Bahkan Dele Alli, yang mungkin memiliki karir bagus selama satu dekade ke depan, sangat ingin memenangkan sesuatu yang tidak memberikan rasa hormat. “Kami telah meningkat sebagai sebuah grup tetapi kami ingin mulai memenangkan banyak hal sekarang,” katanya baru-baru ini. “Kami semakin dekat, tapi ini sampai pada titik di mana kami harus mulai memenangkan trofi. Ini adalah langkah selanjutnya.”
Masalahnya adalah hal ini lebih mudah diucapkan daripada dilakukan. Manchester City sudah terlihat buruk di liga, dengan Liverpool tidak jauh di belakangnya.

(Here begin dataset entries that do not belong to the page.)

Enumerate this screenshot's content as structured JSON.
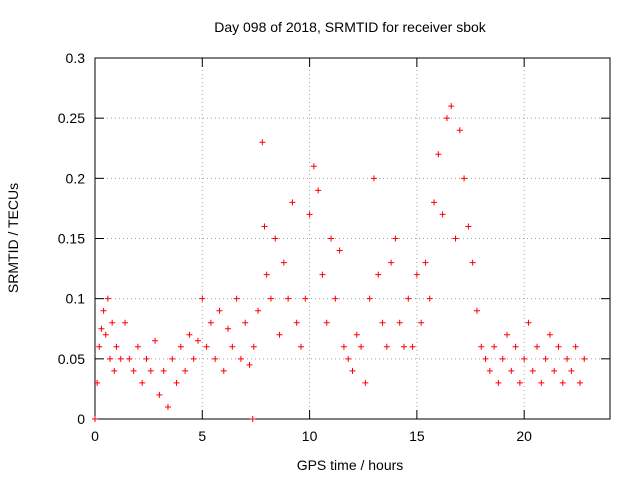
{
  "chart_data": {
    "type": "scatter",
    "title": "Day 098 of 2018, SRMTID for receiver sbok",
    "xlabel": "GPS time / hours",
    "ylabel": "SRMTID / TECUs",
    "xlim": [
      0,
      24
    ],
    "ylim": [
      0,
      0.3
    ],
    "xticks": [
      0,
      5,
      10,
      15,
      20
    ],
    "xtick_labels": [
      "0",
      "5",
      "10",
      "15",
      "20"
    ],
    "yticks": [
      0,
      0.05,
      0.1,
      0.15,
      0.2,
      0.25,
      0.3
    ],
    "ytick_labels": [
      "0",
      "0.05",
      "0.1",
      "0.15",
      "0.2",
      "0.25",
      "0.3"
    ],
    "grid": true,
    "marker": "+",
    "color": "#ff0000",
    "series": [
      {
        "name": "SRMTID",
        "points": [
          [
            0.0,
            0.0
          ],
          [
            0.1,
            0.03
          ],
          [
            0.2,
            0.06
          ],
          [
            0.3,
            0.075
          ],
          [
            0.4,
            0.09
          ],
          [
            0.5,
            0.07
          ],
          [
            0.6,
            0.1
          ],
          [
            0.7,
            0.05
          ],
          [
            0.8,
            0.08
          ],
          [
            0.9,
            0.04
          ],
          [
            1.0,
            0.06
          ],
          [
            1.2,
            0.05
          ],
          [
            1.4,
            0.08
          ],
          [
            1.6,
            0.05
          ],
          [
            1.8,
            0.04
          ],
          [
            2.0,
            0.06
          ],
          [
            2.2,
            0.03
          ],
          [
            2.4,
            0.05
          ],
          [
            2.6,
            0.04
          ],
          [
            2.8,
            0.065
          ],
          [
            3.0,
            0.02
          ],
          [
            3.2,
            0.04
          ],
          [
            3.4,
            0.01
          ],
          [
            3.6,
            0.05
          ],
          [
            3.8,
            0.03
          ],
          [
            4.0,
            0.06
          ],
          [
            4.2,
            0.04
          ],
          [
            4.4,
            0.07
          ],
          [
            4.6,
            0.05
          ],
          [
            4.8,
            0.065
          ],
          [
            5.0,
            0.1
          ],
          [
            5.2,
            0.06
          ],
          [
            5.4,
            0.08
          ],
          [
            5.6,
            0.05
          ],
          [
            5.8,
            0.09
          ],
          [
            6.0,
            0.04
          ],
          [
            6.2,
            0.075
          ],
          [
            6.4,
            0.06
          ],
          [
            6.6,
            0.1
          ],
          [
            6.8,
            0.05
          ],
          [
            7.0,
            0.08
          ],
          [
            7.2,
            0.045
          ],
          [
            7.35,
            0.0
          ],
          [
            7.4,
            0.06
          ],
          [
            7.6,
            0.09
          ],
          [
            7.8,
            0.23
          ],
          [
            7.9,
            0.16
          ],
          [
            8.0,
            0.12
          ],
          [
            8.2,
            0.1
          ],
          [
            8.4,
            0.15
          ],
          [
            8.6,
            0.07
          ],
          [
            8.8,
            0.13
          ],
          [
            9.0,
            0.1
          ],
          [
            9.2,
            0.18
          ],
          [
            9.4,
            0.08
          ],
          [
            9.6,
            0.06
          ],
          [
            9.8,
            0.1
          ],
          [
            10.0,
            0.17
          ],
          [
            10.2,
            0.21
          ],
          [
            10.4,
            0.19
          ],
          [
            10.6,
            0.12
          ],
          [
            10.8,
            0.08
          ],
          [
            11.0,
            0.15
          ],
          [
            11.2,
            0.1
          ],
          [
            11.4,
            0.14
          ],
          [
            11.6,
            0.06
          ],
          [
            11.8,
            0.05
          ],
          [
            12.0,
            0.04
          ],
          [
            12.2,
            0.07
          ],
          [
            12.4,
            0.06
          ],
          [
            12.6,
            0.03
          ],
          [
            12.8,
            0.1
          ],
          [
            13.0,
            0.2
          ],
          [
            13.2,
            0.12
          ],
          [
            13.4,
            0.08
          ],
          [
            13.6,
            0.06
          ],
          [
            13.8,
            0.13
          ],
          [
            14.0,
            0.15
          ],
          [
            14.2,
            0.08
          ],
          [
            14.4,
            0.06
          ],
          [
            14.6,
            0.1
          ],
          [
            14.8,
            0.06
          ],
          [
            15.0,
            0.12
          ],
          [
            15.2,
            0.08
          ],
          [
            15.4,
            0.13
          ],
          [
            15.6,
            0.1
          ],
          [
            15.8,
            0.18
          ],
          [
            16.0,
            0.22
          ],
          [
            16.2,
            0.17
          ],
          [
            16.4,
            0.25
          ],
          [
            16.6,
            0.26
          ],
          [
            16.8,
            0.15
          ],
          [
            17.0,
            0.24
          ],
          [
            17.2,
            0.2
          ],
          [
            17.4,
            0.16
          ],
          [
            17.6,
            0.13
          ],
          [
            17.8,
            0.09
          ],
          [
            18.0,
            0.06
          ],
          [
            18.2,
            0.05
          ],
          [
            18.4,
            0.04
          ],
          [
            18.6,
            0.06
          ],
          [
            18.8,
            0.03
          ],
          [
            19.0,
            0.05
          ],
          [
            19.2,
            0.07
          ],
          [
            19.4,
            0.04
          ],
          [
            19.6,
            0.06
          ],
          [
            19.8,
            0.03
          ],
          [
            20.0,
            0.05
          ],
          [
            20.2,
            0.08
          ],
          [
            20.4,
            0.04
          ],
          [
            20.6,
            0.06
          ],
          [
            20.8,
            0.03
          ],
          [
            21.0,
            0.05
          ],
          [
            21.2,
            0.07
          ],
          [
            21.4,
            0.04
          ],
          [
            21.6,
            0.06
          ],
          [
            21.8,
            0.03
          ],
          [
            22.0,
            0.05
          ],
          [
            22.2,
            0.04
          ],
          [
            22.4,
            0.06
          ],
          [
            22.6,
            0.03
          ],
          [
            22.8,
            0.05
          ]
        ]
      }
    ]
  }
}
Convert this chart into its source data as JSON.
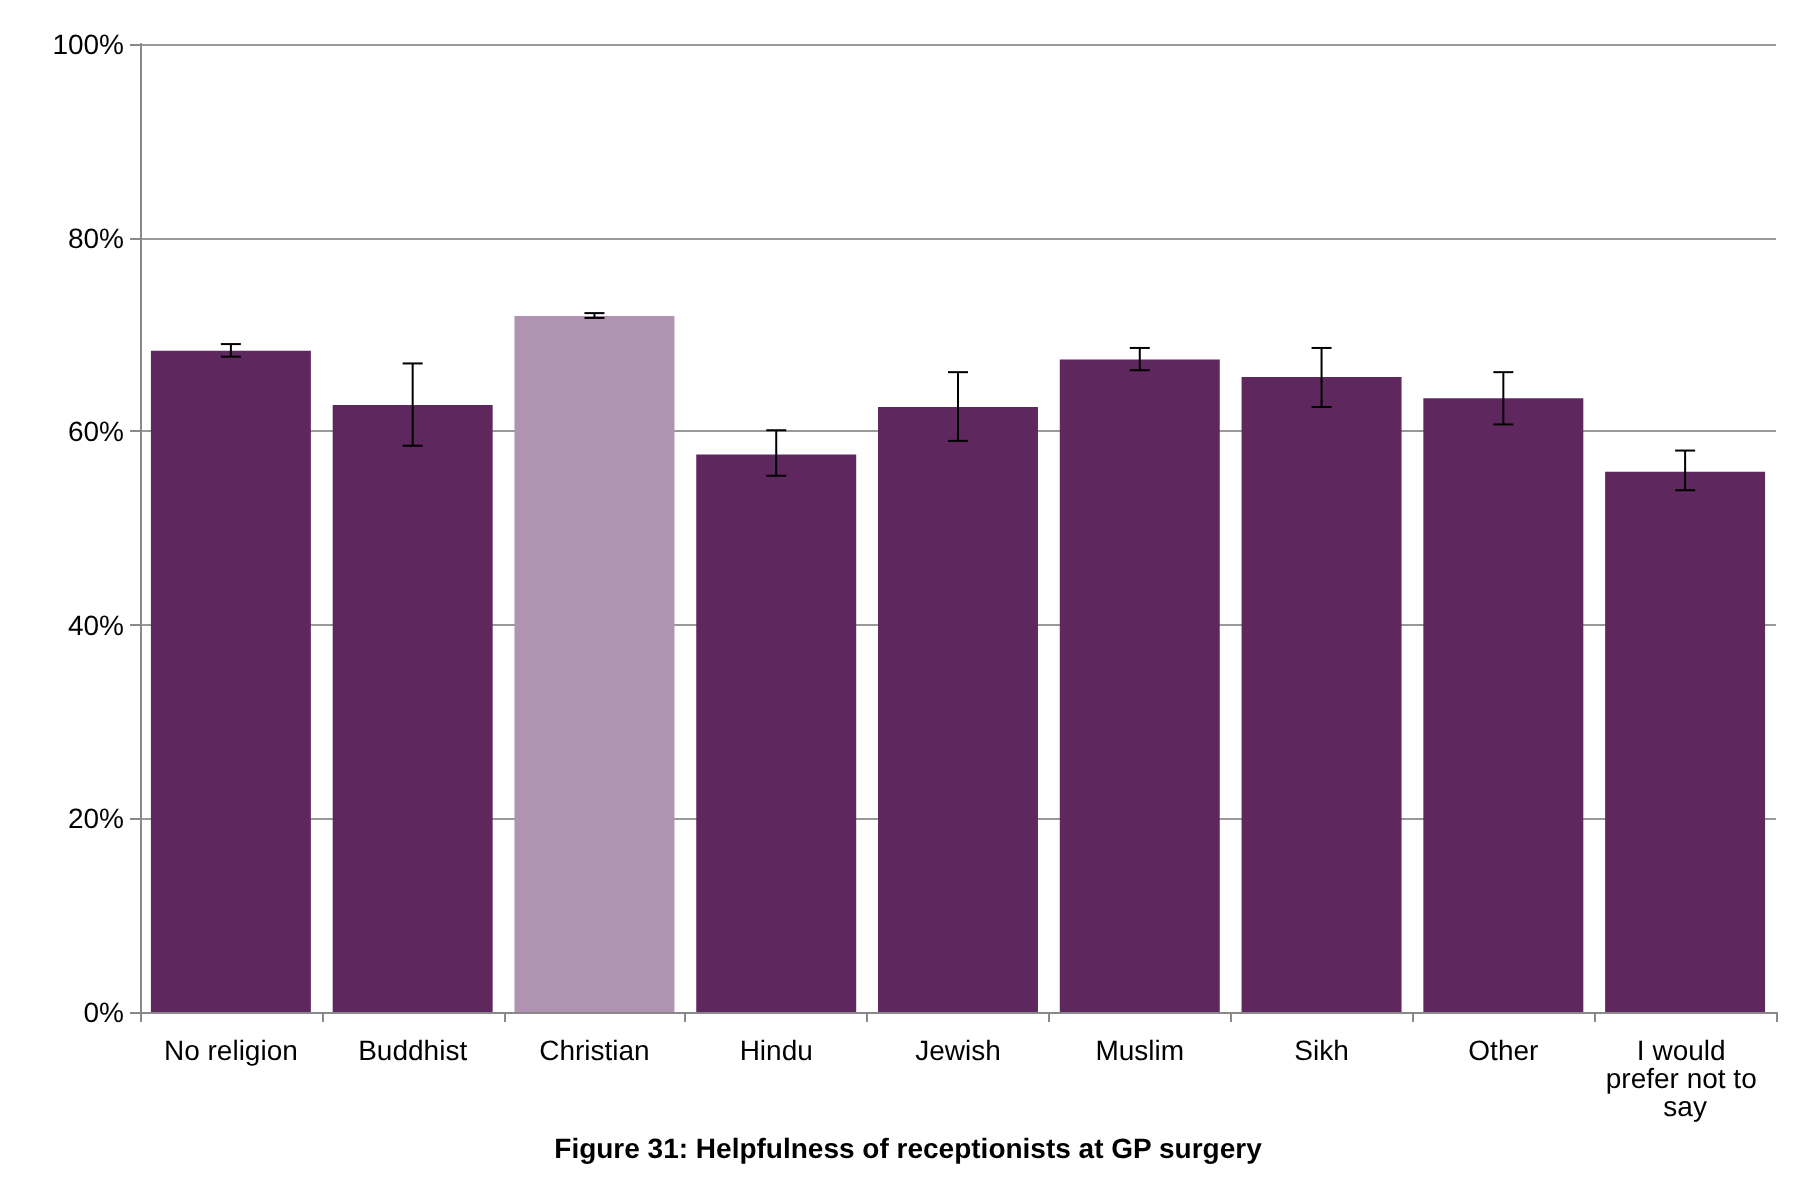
{
  "chart_data": {
    "type": "bar",
    "title": "Figure 31: Helpfulness of receptionists at GP surgery",
    "categories": [
      "No religion",
      "Buddhist",
      "Christian",
      "Hindu",
      "Jewish",
      "Muslim",
      "Sikh",
      "Other",
      "I would prefer not to say"
    ],
    "values": [
      68.3,
      62.7,
      71.9,
      57.6,
      62.5,
      67.4,
      65.6,
      63.4,
      55.8
    ],
    "colors": [
      "#5e285e",
      "#5e285e",
      "#b093b0",
      "#5e285e",
      "#5e285e",
      "#5e285e",
      "#5e285e",
      "#5e285e",
      "#5e285e"
    ],
    "errors": [
      [
        67.7,
        69.0
      ],
      [
        58.5,
        67.0
      ],
      [
        71.7,
        72.2
      ],
      [
        55.4,
        60.1
      ],
      [
        59.0,
        66.1
      ],
      [
        66.3,
        68.6
      ],
      [
        62.5,
        68.6
      ],
      [
        60.7,
        66.1
      ],
      [
        53.9,
        58.0
      ]
    ],
    "ylim": [
      0,
      100
    ],
    "yticks": [
      {
        "value": 0,
        "label": "0%"
      },
      {
        "value": 20,
        "label": "20%"
      },
      {
        "value": 40,
        "label": "40%"
      },
      {
        "value": 60,
        "label": "60%"
      },
      {
        "value": 80,
        "label": "80%"
      },
      {
        "value": 100,
        "label": "100%"
      }
    ],
    "grid": "y"
  }
}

Tottenham dapat bersaing dengan salah satu dari mereka pada hari mereka, tetapi sepanjang musim, kedalaman skuad – kedua tim membuat penambahan signifikan pada staf bermain mereka di musim panas – kemungkinan besar akan menunjukkan hal tersebut. Spurs finis 23 poin di belakang City pada musim 2017/18 dan akan membutuhkan perubahan nasib yang luar biasa bagi mereka untuk merombaknya musim ini.
Eropa kalau begitu? Spurs memiliki cukup banyak pengalaman mengesankan akhir-akhir ini sehingga mereka bisa bermimpi besar, namun tim-tim Premier League secara umum menyadari bahwa kesuksesan di benua ini hanya datang setelah beberapa tahun yang sulit dan beberapa pukulan berat lagi. Sebuah tempat di babak sistem gugur adalah harapan minimum, tapi ini hanya musim keempat mereka di Liga Champions modern dan mungkin masih ada beberapa pelajaran yang bisa dipetik.

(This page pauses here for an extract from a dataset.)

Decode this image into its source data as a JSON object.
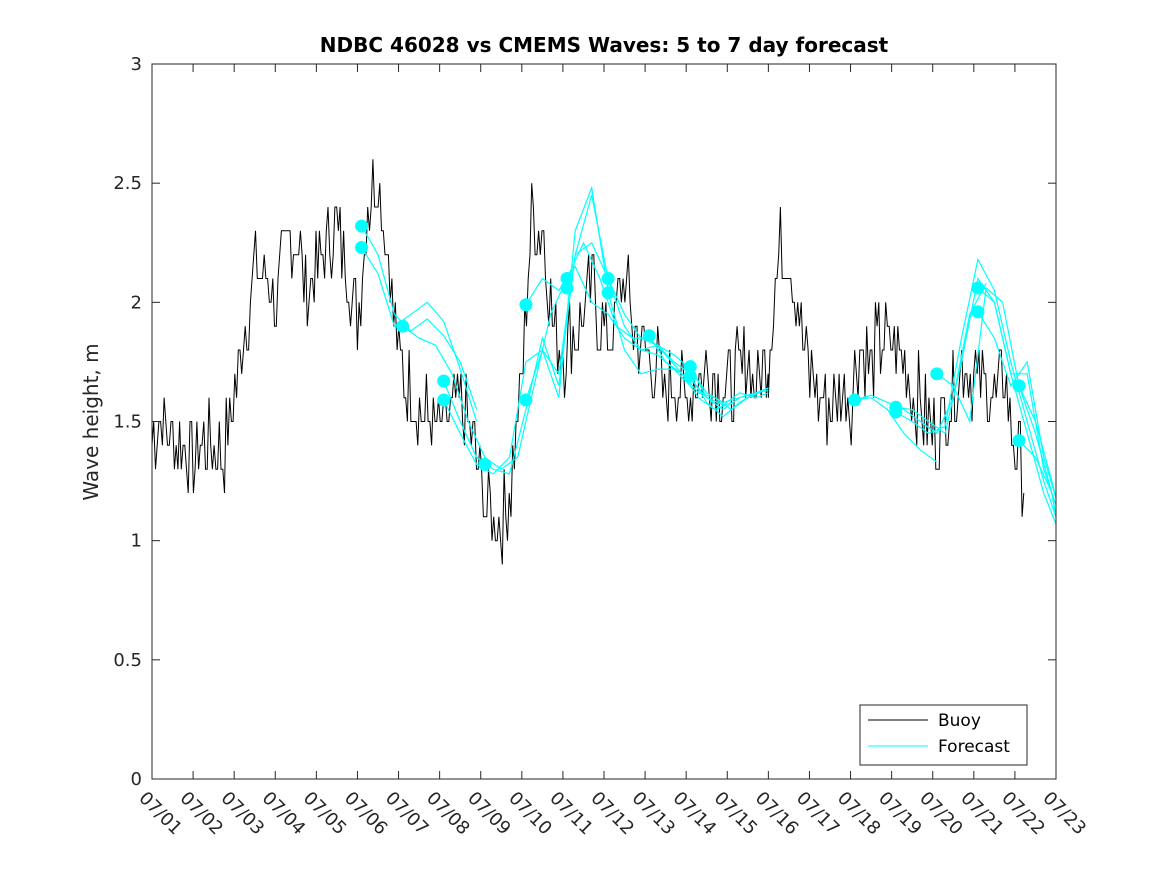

Yang meninggalkan lingkaran rumah tangga. Kekalahan dua kali berturut-turut di semifinal Piala FA sangat menyulitkan, namun kekalahan tersebut setidaknya menunjukkan bahwa Pochettino memahami nilai kompetisi ini dan tempatnya dalam sejarah Tottenham. Keberhasilan kali ini pasti akan menenangkan Kane; Kemenangan di Piala Liga kurang dari itu.
Permutasi ini secara alami membawa kita ke wilayah eksperimen pemikiran. Gelar Premier League atau Liga Champions akan mengalahkan segalanya, namun apakah para pemain dan penggemar akan memenangkan Piala FA meski harus mengorbankan finis di empat besar? Bagaimana dengan Piala Liga? (Meskipun tidak sepenuhnya merupakan salah satu/atau skenario dalam kehidupan nyata, mengikuti kompetisi piala dapat memengaruhi kinerja tim di liga.)

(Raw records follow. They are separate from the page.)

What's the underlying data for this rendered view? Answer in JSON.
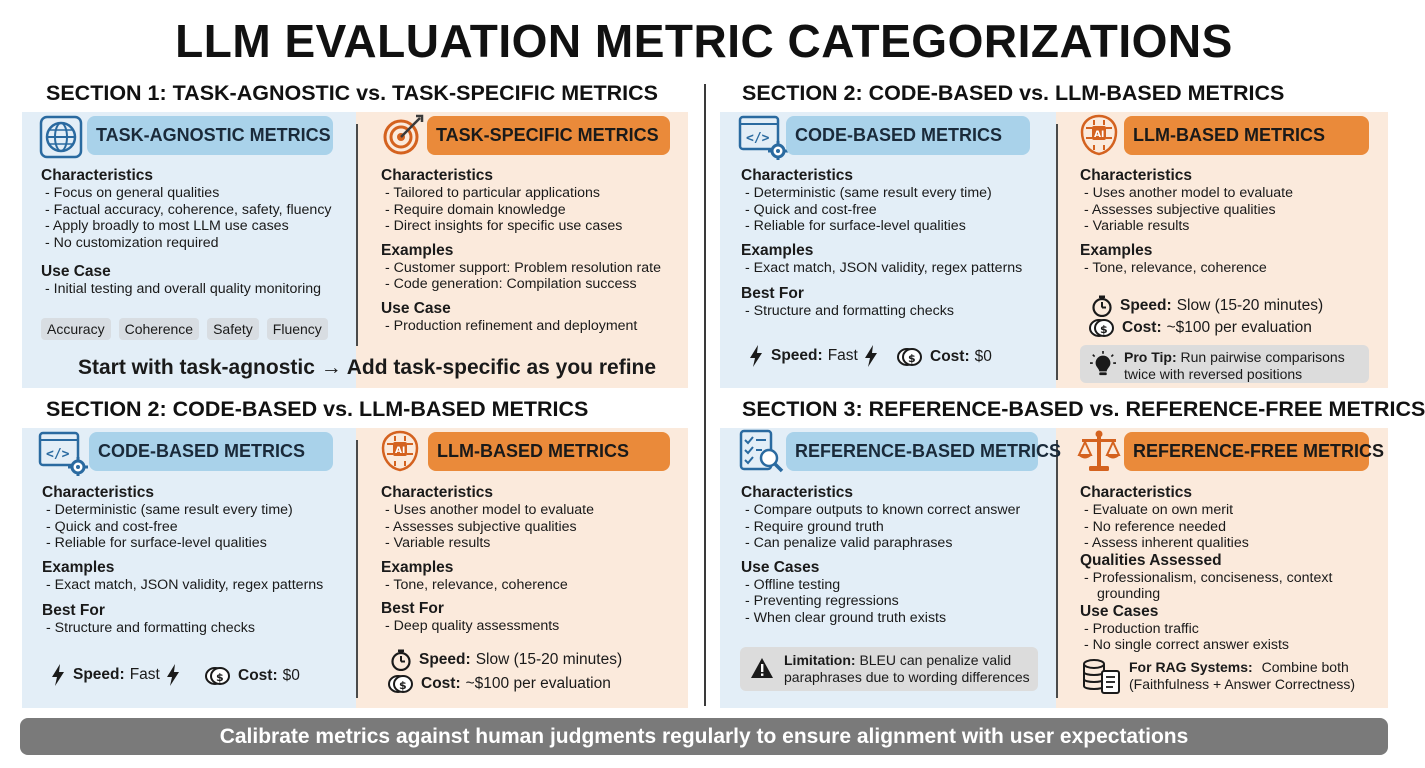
{
  "title": "LLM EVALUATION METRIC CATEGORIZATIONS",
  "colors": {
    "blue_bg": "#e3eef7",
    "orange_bg": "#fbeadc",
    "blue_pill": "#a9d2ea",
    "orange_pill": "#ea8a3a",
    "footer": "#7a7a7a"
  },
  "section1": {
    "title": "SECTION 1: TASK-AGNOSTIC vs. TASK-SPECIFIC METRICS",
    "left": {
      "icon": "globe-icon",
      "label": "TASK-AGNOSTIC METRICS",
      "char_h": "Characteristics",
      "chars": [
        "- Focus on general qualities",
        "- Factual accuracy, coherence, safety, fluency",
        "- Apply broadly to most LLM use cases",
        "- No customization required"
      ],
      "use_h": "Use Case",
      "use": [
        "- Initial testing and overall quality monitoring"
      ],
      "chips": [
        "Accuracy",
        "Coherence",
        "Safety",
        "Fluency"
      ]
    },
    "right": {
      "icon": "target-icon",
      "label": "TASK-SPECIFIC METRICS",
      "char_h": "Characteristics",
      "chars": [
        "- Tailored to particular applications",
        "- Require domain knowledge",
        "- Direct insights for specific use cases"
      ],
      "ex_h": "Examples",
      "ex": [
        "- Customer support: Problem resolution rate",
        "- Code generation: Compilation success"
      ],
      "use_h": "Use Case",
      "use": [
        "- Production refinement and deployment"
      ]
    },
    "tagline": "Start with task-agnostic → Add task-specific as you refine"
  },
  "section2a": {
    "title": "SECTION 2: CODE-BASED vs. LLM-BASED METRICS",
    "left": {
      "icon": "code-gear-icon",
      "label": "CODE-BASED METRICS",
      "char_h": "Characteristics",
      "chars": [
        "- Deterministic (same result every time)",
        "- Quick and cost-free",
        "- Reliable for surface-level qualities"
      ],
      "ex_h": "Examples",
      "ex": [
        "- Exact match, JSON validity, regex patterns"
      ],
      "best_h": "Best For",
      "best": [
        "- Structure and formatting checks"
      ],
      "speed_label": "Speed:",
      "speed_value": "Fast",
      "cost_label": "Cost:",
      "cost_value": "$0"
    },
    "right": {
      "icon": "ai-brain-icon",
      "label": "LLM-BASED METRICS",
      "char_h": "Characteristics",
      "chars": [
        "- Uses another model to evaluate",
        "- Assesses subjective qualities",
        "- Variable results"
      ],
      "ex_h": "Examples",
      "ex": [
        "- Tone, relevance, coherence"
      ],
      "speed_label": "Speed:",
      "speed_value": "Slow (15-20 minutes)",
      "cost_label": "Cost:",
      "cost_value": "~$100 per evaluation",
      "tip_label": "Pro Tip:",
      "tip_text": "Run pairwise comparisons",
      "tip_text2": "twice with reversed positions"
    }
  },
  "section2b": {
    "title": "SECTION 2: CODE-BASED vs. LLM-BASED METRICS",
    "left": {
      "icon": "code-gear-icon",
      "label": "CODE-BASED METRICS",
      "char_h": "Characteristics",
      "chars": [
        "- Deterministic (same result every time)",
        "- Quick and cost-free",
        "- Reliable for surface-level qualities"
      ],
      "ex_h": "Examples",
      "ex": [
        "- Exact match, JSON validity, regex patterns"
      ],
      "best_h": "Best For",
      "best": [
        "- Structure and formatting checks"
      ],
      "speed_label": "Speed:",
      "speed_value": "Fast",
      "cost_label": "Cost:",
      "cost_value": "$0"
    },
    "right": {
      "icon": "ai-brain-icon",
      "label": "LLM-BASED METRICS",
      "char_h": "Characteristics",
      "chars": [
        "- Uses another model to evaluate",
        "- Assesses subjective qualities",
        "- Variable results"
      ],
      "ex_h": "Examples",
      "ex": [
        "- Tone, relevance, coherence"
      ],
      "best_h": "Best For",
      "best": [
        "- Deep quality assessments"
      ],
      "speed_label": "Speed:",
      "speed_value": "Slow (15-20 minutes)",
      "cost_label": "Cost:",
      "cost_value": "~$100 per evaluation"
    }
  },
  "section3": {
    "title": "SECTION 3: REFERENCE-BASED vs. REFERENCE-FREE METRICS",
    "left": {
      "icon": "checklist-magnifier-icon",
      "label": "REFERENCE-BASED METRICS",
      "char_h": "Characteristics",
      "chars": [
        "- Compare outputs to known correct answer",
        "- Require ground truth",
        "- Can penalize valid paraphrases"
      ],
      "use_h": "Use Cases",
      "use": [
        "- Offline testing",
        "- Preventing regressions",
        "- When clear ground truth exists"
      ],
      "lim_label": "Limitation:",
      "lim_text": "BLEU can penalize valid",
      "lim_text2": "paraphrases due to wording differences"
    },
    "right": {
      "icon": "scales-icon",
      "label": "REFERENCE-FREE METRICS",
      "char_h": "Characteristics",
      "chars": [
        "- Evaluate on own merit",
        "- No reference needed",
        "- Assess inherent qualities"
      ],
      "qual_h": "Qualities Assessed",
      "qual": [
        "- Professionalism, conciseness, context",
        "grounding"
      ],
      "use_h": "Use Cases",
      "use": [
        "- Production traffic",
        "- No single correct answer exists"
      ],
      "rag_label": "For RAG Systems:",
      "rag_text": "Combine both",
      "rag_text2": "(Faithfulness + Answer Correctness)"
    }
  },
  "footer": "Calibrate metrics against human judgments regularly to ensure alignment with user expectations"
}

Pertanyaan-pertanyaan ini tidak memiliki jawaban yang mudah. Mereka akan bergantung pada preferensi pribadi.
Ada juga dampak yang tidak diinginkan di sini: Arsenal telah diejek selama bertahun-tahun karena memandang finis empat besar sebagai sebuah pencapaian tersendiri. Arsene Wenger pernah menyebutnya “trofi pertama”, yang menimbulkan cemoohan luas. Sangat mudah untuk melihat mengapa para pemain Spurs menolak pola pikir itu, dan mengapa mereka merasa waktu adalah hal yang paling penting. Bagi Wenger, dataran tinggi yang cerah tidak pernah tiba; Pochettino, dengan segala komitmennya terhadap klub, tidak akan ada selamanya.
Seringkali dalam sepak bola, intinya adalah argumen emosi. Prestasi Tottenham yang luar biasa di liga memang luar biasa, terutama mengingat konteks finansial, namun bukanlah kejayaan yang dijalin dalam ingatan. Ini bukan bangun di pagi hari terakhir dengan kupu-kupu di perut Anda. Ini bukan parade bus terbuka, atau pelukan penuh air mata dengan orang asing.
Itu bagus, tapi tidak menang. Kane benar dalam mengarahkan pandangannya.